WakeMed Health & Hospitals in Raleigh, N.C., launched its Facebook, Twitter and blog efforts for those reasons, says Debbie Laughery, public relations vice president. The hospital went online in April 2009, but providing health information was not the initial focus.
"We didn't set out to publish health information to educate patients. We wanted an open dialogue with our community," Laughery says. "But we've tracked that patients frequently click on our posts related to specific health issues."
YouTube also can be an effective tool.
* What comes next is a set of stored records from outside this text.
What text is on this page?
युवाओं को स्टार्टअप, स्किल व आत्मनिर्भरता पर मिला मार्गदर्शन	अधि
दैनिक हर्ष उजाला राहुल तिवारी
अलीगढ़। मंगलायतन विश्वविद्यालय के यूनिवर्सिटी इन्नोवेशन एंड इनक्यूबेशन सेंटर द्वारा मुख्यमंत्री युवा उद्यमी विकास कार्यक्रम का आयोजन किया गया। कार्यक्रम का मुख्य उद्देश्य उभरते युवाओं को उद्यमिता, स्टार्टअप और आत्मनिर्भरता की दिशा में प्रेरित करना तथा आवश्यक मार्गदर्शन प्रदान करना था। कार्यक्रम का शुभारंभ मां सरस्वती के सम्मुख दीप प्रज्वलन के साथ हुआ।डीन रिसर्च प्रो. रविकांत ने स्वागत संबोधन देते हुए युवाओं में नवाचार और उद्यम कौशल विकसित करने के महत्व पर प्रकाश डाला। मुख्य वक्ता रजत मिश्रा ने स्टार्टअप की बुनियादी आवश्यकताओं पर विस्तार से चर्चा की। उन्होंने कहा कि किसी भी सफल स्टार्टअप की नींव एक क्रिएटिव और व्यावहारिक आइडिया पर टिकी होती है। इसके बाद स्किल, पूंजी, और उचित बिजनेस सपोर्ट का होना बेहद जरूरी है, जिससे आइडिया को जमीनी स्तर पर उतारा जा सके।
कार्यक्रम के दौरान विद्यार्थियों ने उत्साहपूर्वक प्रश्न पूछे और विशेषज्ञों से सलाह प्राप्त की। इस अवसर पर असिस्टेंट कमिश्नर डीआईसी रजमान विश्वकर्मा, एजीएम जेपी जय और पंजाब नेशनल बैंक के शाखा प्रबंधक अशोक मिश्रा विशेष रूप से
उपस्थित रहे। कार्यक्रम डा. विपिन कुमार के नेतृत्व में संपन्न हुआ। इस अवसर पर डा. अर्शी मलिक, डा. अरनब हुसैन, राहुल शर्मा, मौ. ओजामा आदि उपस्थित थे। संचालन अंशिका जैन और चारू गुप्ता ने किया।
Gunderson Lutheran Health System in La Crosse, Wis., uses it to share physician interviews, health care tips and videos of events, including the local breast cancer walk, says Barb Janett, Gunderson's marketing manager. The videos easily alert patients to services or events that affect them.
Although hospitals use social media, not all optimize its power. A recent study of 120 hospitals conducted by Verasoni Ah Ha! Insights discovered less than 40 percent of hospitals posted daily, and 80 percent did not engage patients online directly. Implementing social media incorrectly is worse than ignoring it, says Jamey Shiels, director of social media and digital communications at Aurora Health Care, Milwaukee. Having a strategy, such as an editorial calendar is vital, he says.
"Only give people interested and engaged in social media the responsibility for producing and posting content," Shiels says. "Find opportunities for pushing information to differentiate yourself. Your social media will fail unless you have engaged buy-in and offer something unique."
However, businesses exist to help smaller hospitals keep their content updated. These systems automatically post evidence-based data and track site traffic for online profiles. The pitfall, Shiels says, is the company does not always publish information the hospital wants to promote.